Solemn and weighty now did those words seem. Great Heaven! had not just such a time come? Was not everything dark enough in all conscience, and what outlook did life afford? Yes, he would do it. His heart beat fast as he undid the sealed oilskin wrappings of the packet. What would it contain, and how could such contents in any way conduce to his own welfare? The last wrapping was off, revealing an enclosure. Only a sealed letter, directed to the same names and address as that in the packet marked “A” – a firm in Cape Town – of solicitors or agents, he conjectured. One word of instructions accompanied this, one single word —

“Forward.”

“And that is all?” he said to himself, perhaps a trifle disappointedly, turning the enclosure round and round. “Well, that’s no trouble. I’ll go and do it.”

Chapter Twenty Seven.

The Fight Outside

MacFurdon’s troop, about two hundred strong, was sweeping up the long slope which ran northward from the township of Bulawayo, and the line it was taking would bring it out a little to the right of Government House and the site of the old kraal.

It was bitterly cold, for the dawn had not yet risen. The insurgents had waxed bolder and yet more bold. They were holding the ridge, and were in calm possession of Government House itself, and now the idea was to teach them that the time had come when they could no longer have everything their own way. To this end it had been decided to get well within striking distance of them at break of day.

MacFurdon’s troop was rather a scratch concern, got together in a hurry, but consisting of good material. With it went many volunteers. It was, however, in this instance, as much a reconnoitring party as one for fighting purposes. On its right flank moved a contingent of the Cape Boy corps, feeling the ground towards the Umguza. This, too, was rather a scratch force, composed of every conceivable kind of South African native, but, like the other, of excellent fighting material.

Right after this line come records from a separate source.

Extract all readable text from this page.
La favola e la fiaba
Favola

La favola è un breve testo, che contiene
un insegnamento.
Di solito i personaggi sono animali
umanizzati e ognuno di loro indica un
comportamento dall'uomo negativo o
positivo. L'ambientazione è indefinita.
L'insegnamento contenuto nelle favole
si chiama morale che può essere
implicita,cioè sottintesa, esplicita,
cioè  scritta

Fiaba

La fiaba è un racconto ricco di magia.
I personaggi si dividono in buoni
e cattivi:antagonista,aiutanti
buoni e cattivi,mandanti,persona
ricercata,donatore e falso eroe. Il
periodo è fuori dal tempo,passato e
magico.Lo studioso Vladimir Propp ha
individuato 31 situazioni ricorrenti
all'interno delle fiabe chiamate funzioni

“Say, Ames – what sort of show you think we got?” whispered one of the volunteers aforesaid, as they drew near the crest of the rise. “Now, if they was Indians, I guess we’d boost them out of yon White House of yours in no time, striking them in the dark so.”

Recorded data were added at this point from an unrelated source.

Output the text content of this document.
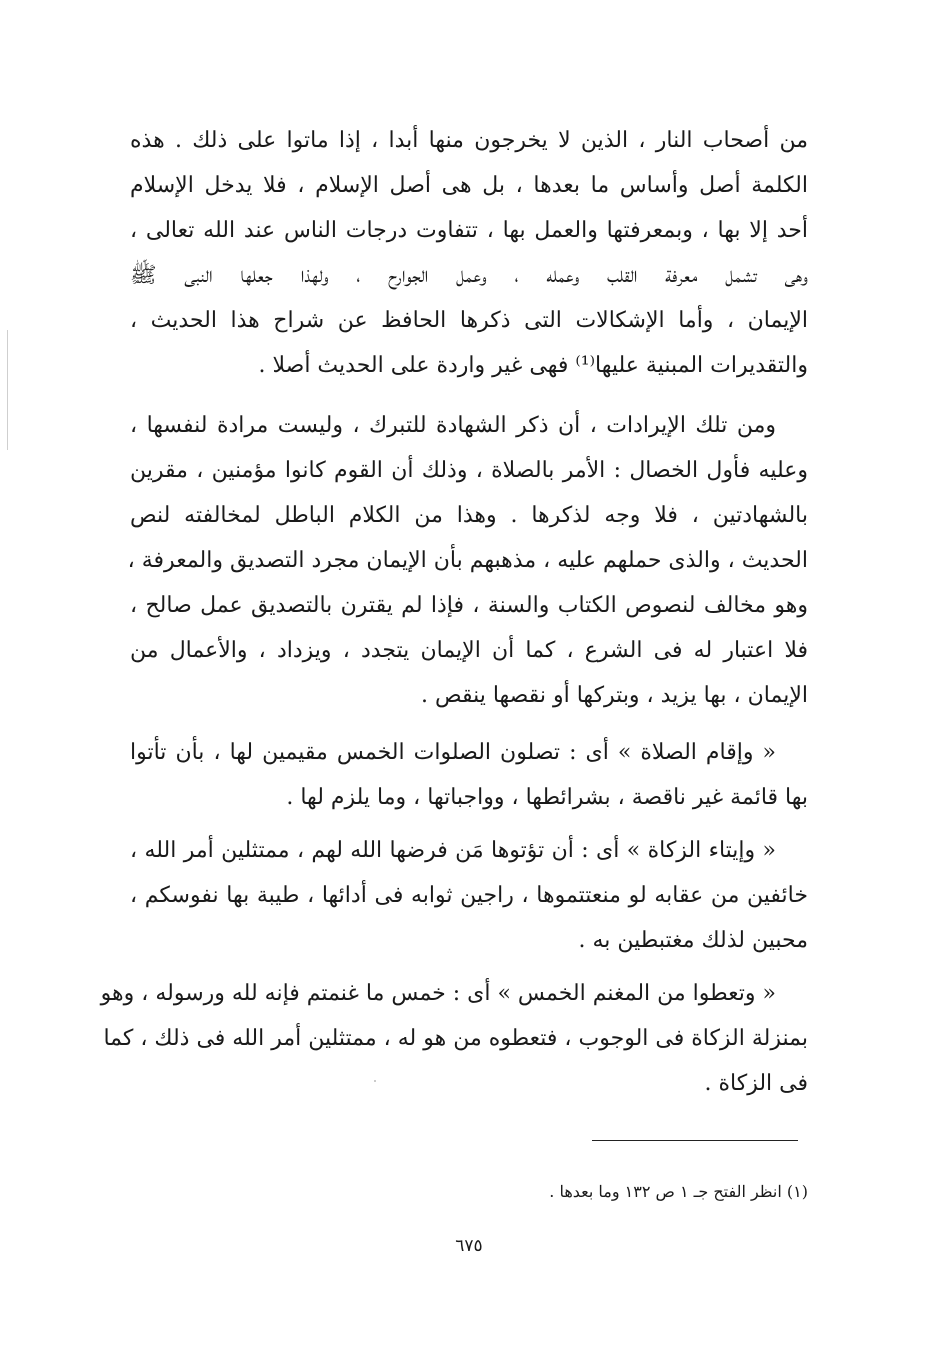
من أصحاب النار ، الذين لا يخرجون منها أبدا ، إذا ماتوا على ذلك . هذه
الكلمة أصل وأساس ما بعدها ، بل هى أصل الإسلام ، فلا يدخل الإسلام
أحد إلا بها ، وبمعرفتها والعمل بها ، تتفاوت درجات الناس عند الله تعالى ،
وهى تشمل معرفة القلب وعمله ، وعمل الجوارح ، ولهذا جعلها النبى ﷺ
الإيمان ، وأما الإشكالات التى ذكرها الحافظ عن شراح هذا الحديث ،
والتقديرات المبنية عليها⁽¹⁾ فهى غير واردة على الحديث أصلا .
ومن تلك الإيرادات ، أن ذكر الشهادة للتبرك ، وليست مرادة لنفسها ،
وعليه فأول الخصال : الأمر بالصلاة ، وذلك أن القوم كانوا مؤمنين ، مقرين
بالشهادتين ، فلا وجه لذكرها . وهذا من الكلام الباطل لمخالفته لنص
الحديث ، والذى حملهم عليه ، مذهبهم بأن الإيمان مجرد التصديق والمعرفة ،
وهو مخالف لنصوص الكتاب والسنة ، فإذا لم يقترن بالتصديق عمل صالح ،
فلا اعتبار له فى الشرع ، كما أن الإيمان يتجدد ، ويزداد ، والأعمال من
الإيمان ، بها يزيد ، وبتركها أو نقصها ينقص .
« وإقام الصلاة » أى : تصلون الصلوات الخمس مقيمين لها ، بأن تأتوا
بها قائمة غير ناقصة ، بشرائطها ، وواجباتها ، وما يلزم لها .
« وإيتاء الزكاة » أى : أن تؤتوها مَن فرضها الله لهم ، ممتثلين أمر الله ،
خائفين من عقابه لو منعتتموها ، راجين ثوابه فى أدائها ، طيبة بها نفوسكم ،
محبين لذلك مغتبطين به .
« وتعطوا من المغنم الخمس » أى : خمس ما غنمتم فإنه لله ورسوله ، وهو
بمنزلة الزكاة فى الوجوب ، فتعطوه من هو له ، ممتثلين أمر الله فى ذلك ، كما
فى الزكاة .

(١) انظر الفتح جـ ١ ص ١٣٢ وما بعدها .

٦٧٥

The speaker was an American, by name Shackleton, commonly called “The Major,” by virtue of his having claimed to hold that rank in Uncle Sam’s regular army. He likewise claimed to have seen service in the Indian wars on the Plains. In more peaceful times he was a prospector by occupation.

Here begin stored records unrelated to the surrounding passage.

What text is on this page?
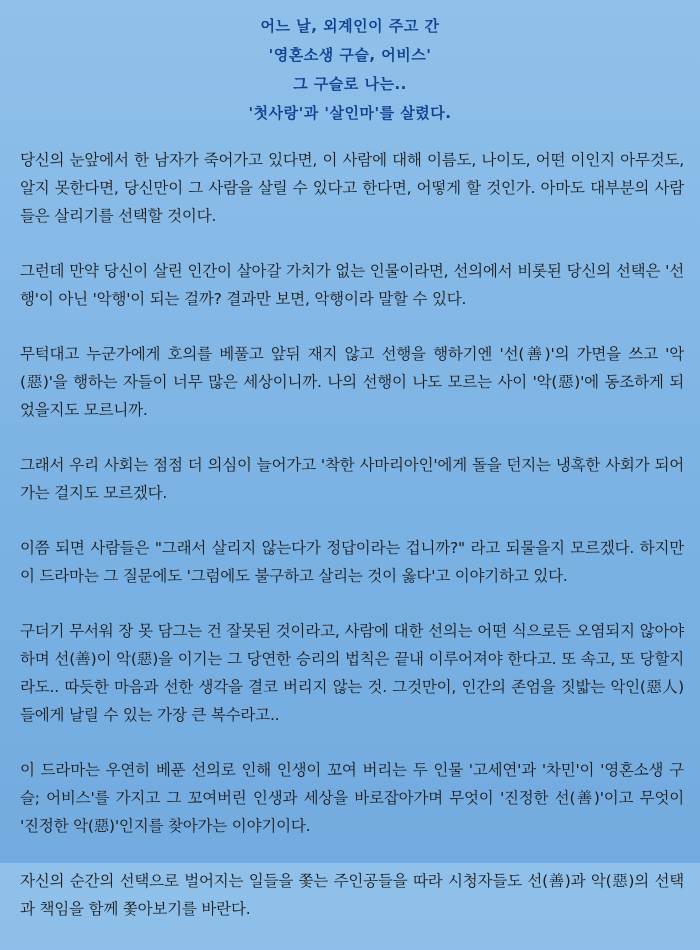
어느 날, 외계인이 주고 간
'영혼소생 구슬, 어비스'
그 구슬로 나는..
'첫사랑'과 '살인마'를 살렸다.

당신의 눈앞에서 한 남자가 죽어가고 있다면, 이 사람에 대해 이름도, 나이도, 어떤 이인지 아무것도, 알지 못한다면, 당신만이 그 사람을 살릴 수 있다고 한다면, 어떻게 할 것인가. 아마도 대부분의 사람들은 살리기를 선택할 것이다.

그런데 만약 당신이 살린 인간이 살아갈 가치가 없는 인물이라면, 선의에서 비롯된 당신의 선택은 '선행'이 아닌 '악행'이 되는 걸까? 결과만 보면, 악행이라 말할 수 있다.

무턱대고 누군가에게 호의를 베풀고 앞뒤 재지 않고 선행을 행하기엔 '선(善)'의 가면을 쓰고 '악(惡)'을 행하는 자들이 너무 많은 세상이니까. 나의 선행이 나도 모르는 사이 '악(惡)'에 동조하게 되었을지도 모르니까.

그래서 우리 사회는 점점 더 의심이 늘어가고 '착한 사마리아인'에게 돌을 던지는 냉혹한 사회가 되어가는 걸지도 모르겠다.

이쯤 되면 사람들은 "그래서 살리지 않는다가 정답이라는 겁니까?" 라고 되물을지 모르겠다. 하지만 이 드라마는 그 질문에도 '그럼에도 불구하고 살리는 것이 옳다'고 이야기하고 있다.

구더기 무서워 장 못 담그는 건 잘못된 것이라고, 사람에 대한 선의는 어떤 식으로든 오염되지 않아야 하며 선(善)이 악(惡)을 이기는 그 당연한 승리의 법칙은 끝내 이루어져야 한다고. 또 속고, 또 당할지라도.. 따듯한 마음과 선한 생각을 결코 버리지 않는 것. 그것만이, 인간의 존엄을 짓밟는 악인(惡人)들에게 날릴 수 있는 가장 큰 복수라고..

이 드라마는 우연히 베푼 선의로 인해 인생이 꼬여 버리는 두 인물 '고세연'과 '차민'이 '영혼소생 구슬; 어비스'를 가지고 그 꼬여버린 인생과 세상을 바로잡아가며 무엇이 '진정한 선(善)'이고 무엇이 '진정한 악(惡)'인지를 찾아가는 이야기이다.

자신의 순간의 선택으로 벌어지는 일들을 쫓는 주인공들을 따라 시청자들도 선(善)과 악(惡)의 선택과 책임을 함께 쫓아보기를 바란다.
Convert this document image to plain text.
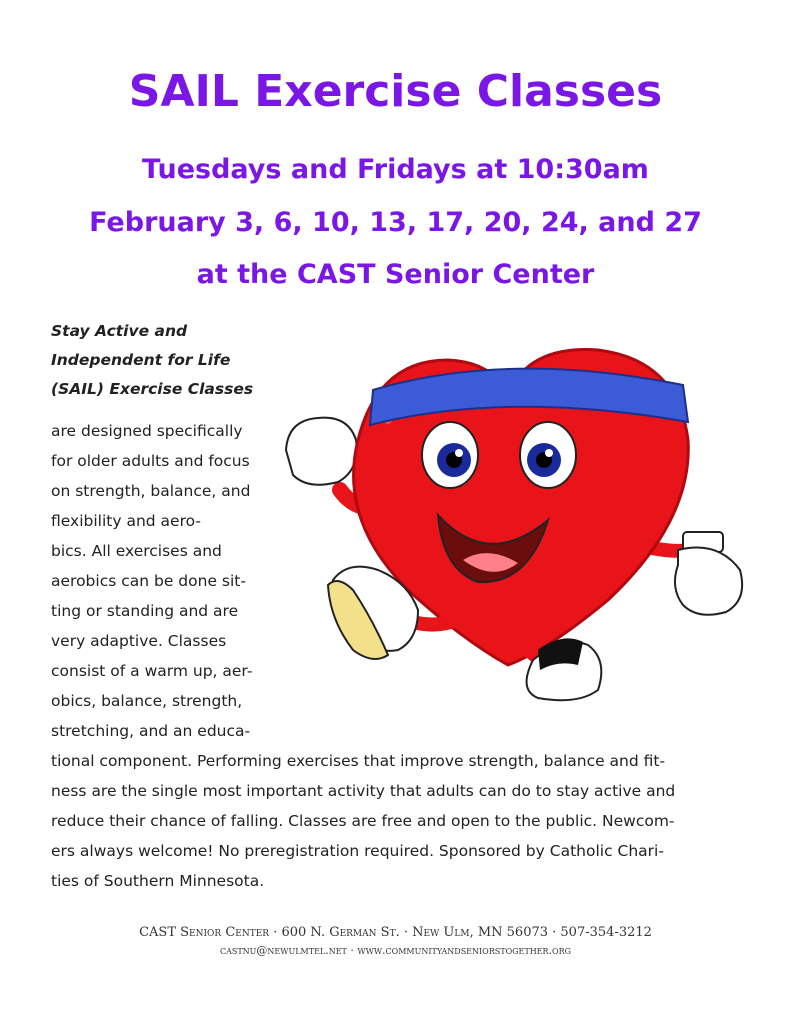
SAIL Exercise Classes
Tuesdays and Fridays at 10:30am
February 3, 6, 10, 13, 17, 20, 24, and 27
at the CAST Senior Center
Stay Active and
Independent for Life
(SAIL) Exercise Classes
are designed specifically
for older adults and focus
on strength, balance, and
flexibility and aero-
bics. All exercises and
aerobics can be done sit-
ting or standing and are
very adaptive. Classes
consist of a warm up, aer-
obics, balance, strength,
stretching, and an educa-
tional component. Performing exercises that improve strength, balance and fit-
ness are the single most important activity that adults can do to stay active and
reduce their chance of falling. Classes are free and open to the public. Newcom-
ers always welcome! No preregistration required. Sponsored by Catholic Chari-
ties of Southern Minnesota.
CAST Senior Center · 600 N. German St. · New Ulm, MN 56073 · 507-354-3212
castnu@newulmtel.net · www.communityandseniorstogether.org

“Show? Oh, the usual thing,” answered John Ames. “We shall get in touch with each other, and there’ll be a big swap in bullets, and a general hooroosh. They’ll all sneak away in the grass, and we shall get back into camp feeling as if our clothes all wanted letting out. If there are more of them than we can take care of all at once, why, we shan’t be feeling so vast.”

“That so? You ever fight Matabele before?”

“Yes. I was up here with the column in ’93. That used to be the programme then.”

The wind was singing in frosty puffs through the grass, bitterly cold. Riding along in the darkness, the numbed feet of most there advancing could hardly feel the stirrups. Then upon the raw air arose a sound – a strange, long-drawn wailing sound, not devoid of rhythm, and interspersed every now and then with a kind of humming hiss.